Union IT Minister Ashwini Vaishnaw said India’s sovereign AI strategy is delivering results, citing growing global recognition for Sarvam’s homegrown models, even as early sceptics acknowledge major technological gains and real-world relevance.
India’s push to build sovereign artificial intelligence capabilities has gained fresh momentum, with Union Minister for Electronics and Information Technology Ashwini Vaishnaw publicly defending the country’s approach after early criticism from Indian-origin Silicon Valley commentator Deedy Das.
In a post on social media, Vaishnaw said India’s AI mission is beginning to show tangible outcomes, pointing to the rising global appreciation for models developed domestically.

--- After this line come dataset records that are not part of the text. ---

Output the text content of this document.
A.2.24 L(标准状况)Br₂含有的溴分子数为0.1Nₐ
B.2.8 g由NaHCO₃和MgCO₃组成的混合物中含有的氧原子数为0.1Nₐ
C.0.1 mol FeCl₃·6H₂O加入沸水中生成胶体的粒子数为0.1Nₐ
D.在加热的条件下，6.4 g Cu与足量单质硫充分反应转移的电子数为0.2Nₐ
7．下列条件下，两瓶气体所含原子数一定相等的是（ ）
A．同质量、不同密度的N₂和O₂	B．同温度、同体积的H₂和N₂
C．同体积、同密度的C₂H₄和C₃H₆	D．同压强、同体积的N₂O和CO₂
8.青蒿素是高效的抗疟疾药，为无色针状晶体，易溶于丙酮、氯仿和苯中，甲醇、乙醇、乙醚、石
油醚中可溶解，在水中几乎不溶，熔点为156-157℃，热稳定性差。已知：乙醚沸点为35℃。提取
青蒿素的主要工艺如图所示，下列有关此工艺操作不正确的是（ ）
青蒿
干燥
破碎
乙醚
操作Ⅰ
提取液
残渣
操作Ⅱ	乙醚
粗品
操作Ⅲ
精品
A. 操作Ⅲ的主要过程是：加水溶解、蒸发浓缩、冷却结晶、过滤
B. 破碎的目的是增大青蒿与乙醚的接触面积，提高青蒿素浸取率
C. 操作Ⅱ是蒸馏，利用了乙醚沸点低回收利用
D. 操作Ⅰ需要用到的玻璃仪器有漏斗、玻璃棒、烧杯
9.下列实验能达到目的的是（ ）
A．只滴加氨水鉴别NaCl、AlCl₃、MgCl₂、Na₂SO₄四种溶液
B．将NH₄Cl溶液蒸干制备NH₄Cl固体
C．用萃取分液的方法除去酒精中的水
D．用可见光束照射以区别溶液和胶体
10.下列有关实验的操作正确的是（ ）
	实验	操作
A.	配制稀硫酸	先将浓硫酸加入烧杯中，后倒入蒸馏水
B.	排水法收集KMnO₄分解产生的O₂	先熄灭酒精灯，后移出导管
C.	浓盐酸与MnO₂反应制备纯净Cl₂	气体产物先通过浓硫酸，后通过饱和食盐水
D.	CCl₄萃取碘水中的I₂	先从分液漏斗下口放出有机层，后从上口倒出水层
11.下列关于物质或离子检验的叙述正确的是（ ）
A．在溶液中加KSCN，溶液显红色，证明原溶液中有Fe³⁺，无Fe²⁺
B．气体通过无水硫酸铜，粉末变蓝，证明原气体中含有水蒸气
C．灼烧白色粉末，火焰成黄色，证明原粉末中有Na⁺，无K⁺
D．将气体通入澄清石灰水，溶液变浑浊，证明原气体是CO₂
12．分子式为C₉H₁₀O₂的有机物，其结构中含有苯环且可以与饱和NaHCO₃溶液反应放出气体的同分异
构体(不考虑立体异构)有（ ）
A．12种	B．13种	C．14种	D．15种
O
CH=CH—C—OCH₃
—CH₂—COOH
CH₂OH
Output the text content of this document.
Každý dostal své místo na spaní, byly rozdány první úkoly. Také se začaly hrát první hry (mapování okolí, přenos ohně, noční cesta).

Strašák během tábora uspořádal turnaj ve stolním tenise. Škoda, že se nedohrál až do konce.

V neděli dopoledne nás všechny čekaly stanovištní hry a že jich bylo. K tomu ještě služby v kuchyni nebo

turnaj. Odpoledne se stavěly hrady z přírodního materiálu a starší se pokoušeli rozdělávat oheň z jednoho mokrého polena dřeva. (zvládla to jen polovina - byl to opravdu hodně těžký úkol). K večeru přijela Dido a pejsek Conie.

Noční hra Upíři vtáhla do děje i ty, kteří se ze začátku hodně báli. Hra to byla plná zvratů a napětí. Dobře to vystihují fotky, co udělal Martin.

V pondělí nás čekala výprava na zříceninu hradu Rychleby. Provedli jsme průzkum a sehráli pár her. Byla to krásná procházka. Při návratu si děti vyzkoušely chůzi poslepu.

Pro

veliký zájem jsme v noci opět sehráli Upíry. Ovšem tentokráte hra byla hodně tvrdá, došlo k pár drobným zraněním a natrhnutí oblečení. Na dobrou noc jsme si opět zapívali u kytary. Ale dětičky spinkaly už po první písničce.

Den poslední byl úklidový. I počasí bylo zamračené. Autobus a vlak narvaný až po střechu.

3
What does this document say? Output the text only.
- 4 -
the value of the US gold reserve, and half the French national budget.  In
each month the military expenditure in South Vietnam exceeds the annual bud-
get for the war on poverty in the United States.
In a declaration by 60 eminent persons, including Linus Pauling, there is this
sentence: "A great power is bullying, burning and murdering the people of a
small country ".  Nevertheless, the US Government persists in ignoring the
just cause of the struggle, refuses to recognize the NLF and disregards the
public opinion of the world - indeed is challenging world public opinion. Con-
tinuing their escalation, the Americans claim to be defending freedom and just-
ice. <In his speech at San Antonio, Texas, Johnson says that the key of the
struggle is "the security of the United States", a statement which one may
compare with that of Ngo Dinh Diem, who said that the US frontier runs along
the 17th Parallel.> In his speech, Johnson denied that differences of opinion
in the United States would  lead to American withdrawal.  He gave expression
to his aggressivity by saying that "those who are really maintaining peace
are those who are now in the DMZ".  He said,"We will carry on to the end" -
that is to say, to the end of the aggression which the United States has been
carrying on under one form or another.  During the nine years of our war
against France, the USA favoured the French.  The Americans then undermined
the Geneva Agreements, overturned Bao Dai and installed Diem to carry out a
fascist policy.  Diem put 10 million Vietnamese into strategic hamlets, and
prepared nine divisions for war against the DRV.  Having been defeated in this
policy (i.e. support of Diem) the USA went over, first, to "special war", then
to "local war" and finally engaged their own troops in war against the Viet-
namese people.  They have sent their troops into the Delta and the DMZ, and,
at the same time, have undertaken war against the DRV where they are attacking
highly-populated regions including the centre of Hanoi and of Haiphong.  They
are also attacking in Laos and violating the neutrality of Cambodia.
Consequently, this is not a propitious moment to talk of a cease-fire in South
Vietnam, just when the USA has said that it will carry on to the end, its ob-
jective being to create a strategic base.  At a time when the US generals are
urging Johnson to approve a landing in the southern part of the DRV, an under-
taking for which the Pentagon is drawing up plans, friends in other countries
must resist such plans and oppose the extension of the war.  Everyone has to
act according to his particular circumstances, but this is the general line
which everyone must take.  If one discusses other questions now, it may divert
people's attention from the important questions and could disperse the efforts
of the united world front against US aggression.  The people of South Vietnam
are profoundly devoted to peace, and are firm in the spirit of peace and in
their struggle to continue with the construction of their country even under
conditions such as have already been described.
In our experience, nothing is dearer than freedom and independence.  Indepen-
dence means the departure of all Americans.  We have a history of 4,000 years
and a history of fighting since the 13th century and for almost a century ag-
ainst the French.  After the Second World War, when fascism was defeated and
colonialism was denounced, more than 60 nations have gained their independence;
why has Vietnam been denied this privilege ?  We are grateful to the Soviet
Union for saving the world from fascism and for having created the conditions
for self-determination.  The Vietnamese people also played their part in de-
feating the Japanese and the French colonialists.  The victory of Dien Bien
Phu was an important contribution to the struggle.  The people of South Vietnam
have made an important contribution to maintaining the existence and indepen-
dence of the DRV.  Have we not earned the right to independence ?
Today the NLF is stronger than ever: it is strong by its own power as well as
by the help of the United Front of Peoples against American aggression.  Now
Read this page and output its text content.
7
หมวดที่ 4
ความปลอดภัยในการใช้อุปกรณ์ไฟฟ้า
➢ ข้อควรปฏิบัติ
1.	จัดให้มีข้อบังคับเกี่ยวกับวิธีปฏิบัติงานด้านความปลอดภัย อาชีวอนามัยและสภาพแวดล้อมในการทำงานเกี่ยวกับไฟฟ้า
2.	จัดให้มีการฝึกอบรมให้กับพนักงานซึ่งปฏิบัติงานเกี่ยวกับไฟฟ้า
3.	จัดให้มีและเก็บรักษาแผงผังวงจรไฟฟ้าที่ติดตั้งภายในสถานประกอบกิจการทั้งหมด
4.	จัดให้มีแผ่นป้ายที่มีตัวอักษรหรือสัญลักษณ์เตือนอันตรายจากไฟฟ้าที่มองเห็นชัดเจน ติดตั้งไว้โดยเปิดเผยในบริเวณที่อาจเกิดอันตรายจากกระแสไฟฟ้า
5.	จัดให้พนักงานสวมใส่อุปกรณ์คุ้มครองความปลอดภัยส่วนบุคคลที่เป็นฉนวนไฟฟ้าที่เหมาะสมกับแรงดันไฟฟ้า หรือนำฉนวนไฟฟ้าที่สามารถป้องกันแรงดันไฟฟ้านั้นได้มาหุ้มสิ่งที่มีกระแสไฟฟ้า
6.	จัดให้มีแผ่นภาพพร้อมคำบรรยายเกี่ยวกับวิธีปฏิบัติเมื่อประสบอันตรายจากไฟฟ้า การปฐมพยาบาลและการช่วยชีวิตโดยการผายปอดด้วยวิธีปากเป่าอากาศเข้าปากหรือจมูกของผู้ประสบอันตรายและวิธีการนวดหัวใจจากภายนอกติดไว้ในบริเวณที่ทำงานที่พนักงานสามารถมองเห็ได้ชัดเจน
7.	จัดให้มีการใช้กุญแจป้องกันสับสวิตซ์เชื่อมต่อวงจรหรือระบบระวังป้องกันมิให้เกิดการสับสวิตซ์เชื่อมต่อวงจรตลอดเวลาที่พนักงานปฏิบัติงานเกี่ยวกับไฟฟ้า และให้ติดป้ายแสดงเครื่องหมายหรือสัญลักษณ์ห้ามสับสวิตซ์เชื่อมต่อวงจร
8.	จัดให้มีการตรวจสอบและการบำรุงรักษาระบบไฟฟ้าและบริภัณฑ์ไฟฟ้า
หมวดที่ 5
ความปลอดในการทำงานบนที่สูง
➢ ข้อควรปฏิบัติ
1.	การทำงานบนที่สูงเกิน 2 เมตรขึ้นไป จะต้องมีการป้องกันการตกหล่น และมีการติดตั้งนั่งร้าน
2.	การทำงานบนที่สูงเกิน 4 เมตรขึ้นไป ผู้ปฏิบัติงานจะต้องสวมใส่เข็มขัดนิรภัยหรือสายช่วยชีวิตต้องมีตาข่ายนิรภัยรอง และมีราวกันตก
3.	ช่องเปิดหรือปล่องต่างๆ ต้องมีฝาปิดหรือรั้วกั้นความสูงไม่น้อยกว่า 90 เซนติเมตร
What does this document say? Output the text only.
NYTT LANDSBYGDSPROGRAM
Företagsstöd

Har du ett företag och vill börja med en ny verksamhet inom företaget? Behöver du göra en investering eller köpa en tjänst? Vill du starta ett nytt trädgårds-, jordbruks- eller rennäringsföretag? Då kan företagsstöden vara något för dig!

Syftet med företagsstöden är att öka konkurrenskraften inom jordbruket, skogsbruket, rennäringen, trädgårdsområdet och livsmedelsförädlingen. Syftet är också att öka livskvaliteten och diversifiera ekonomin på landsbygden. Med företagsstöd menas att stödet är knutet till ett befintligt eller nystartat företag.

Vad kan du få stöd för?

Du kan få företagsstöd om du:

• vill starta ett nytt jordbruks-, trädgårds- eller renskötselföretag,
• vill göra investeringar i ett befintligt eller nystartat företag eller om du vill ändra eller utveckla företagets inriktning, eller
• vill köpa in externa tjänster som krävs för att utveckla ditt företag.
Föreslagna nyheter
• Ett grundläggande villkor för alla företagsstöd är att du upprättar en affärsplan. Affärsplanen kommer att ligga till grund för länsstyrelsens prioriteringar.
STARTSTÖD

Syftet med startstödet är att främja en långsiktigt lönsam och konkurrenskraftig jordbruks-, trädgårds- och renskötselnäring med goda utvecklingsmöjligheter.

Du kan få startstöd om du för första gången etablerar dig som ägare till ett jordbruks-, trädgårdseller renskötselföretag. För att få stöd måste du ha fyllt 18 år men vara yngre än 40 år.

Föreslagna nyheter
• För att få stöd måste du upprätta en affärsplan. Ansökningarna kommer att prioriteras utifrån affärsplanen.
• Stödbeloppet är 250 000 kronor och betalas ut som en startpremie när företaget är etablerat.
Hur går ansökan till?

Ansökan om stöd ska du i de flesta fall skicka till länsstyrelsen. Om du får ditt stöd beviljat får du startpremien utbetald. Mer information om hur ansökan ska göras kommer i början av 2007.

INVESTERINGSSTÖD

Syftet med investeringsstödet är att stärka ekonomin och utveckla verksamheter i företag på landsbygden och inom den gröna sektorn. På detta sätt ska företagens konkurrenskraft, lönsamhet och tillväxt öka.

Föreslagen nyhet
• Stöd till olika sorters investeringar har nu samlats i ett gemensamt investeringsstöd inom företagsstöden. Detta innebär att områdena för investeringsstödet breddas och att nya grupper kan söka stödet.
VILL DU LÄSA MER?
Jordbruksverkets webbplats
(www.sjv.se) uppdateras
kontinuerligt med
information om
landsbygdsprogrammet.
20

He noted that even some of the most critical voices are now recognising the technological strength of AI tools created under the national mission, including those developed by Bengaluru-based start-up Sarvam.
“Our sovereign model strategy is delivering results,” the minister said, adding that young Indian engineers are also working on innovations in areas such as materials science, healthcare and cybersecurity that could draw international attention as breakthrough technologies.
Sarvam’s AI models gain traction
Sarvam, which is building foundational AI models entirely in India, has recently attracted attention for two of its tools—Sarvam Vision and Bulbul. Both are part of the company’s broader effort to develop AI systems tailored for Indian languages and use cases.
Sarvam Vision, an optical character recognition model, has reportedly outperformed several well-known global AI systems on select benchmarks. According to data shared by the company, the model achieved an accuracy score of 84.3 percent on the olmOCR-Bench, surpassing results posted by newer OCR systems and some flagship multimodal models.
Sarvam AI co-founder Pratyush Kumar highlighted the performance in a series of posts, saying the results reflect years of focused work on Indian-language data and real-world deployment needs. Users and industry observers have also praised the model for its consistency and applicability in high-volume document processing.
Critic turns supporter
The developments appear to have prompted a shift in tone from Deedy Das, who had earlier questioned India’s approach to training language models. In a recent post, Das acknowledged Sarvam’s progress, praising its text-to-speech, speech-to-text and OCR capabilities for Indian languages, along with its pricing and ease of use.
He said the company is addressing gaps that large global labs are unlikely to prioritise in the near term, calling its technological progress noteworthy and rare among Indian software products.
For the government, the episode has become a validation point. Vaishnaw reiterated that India’s focus on sovereign, application-driven AI is aimed not just at scale, but at building globally competitive technologies rooted in local needs.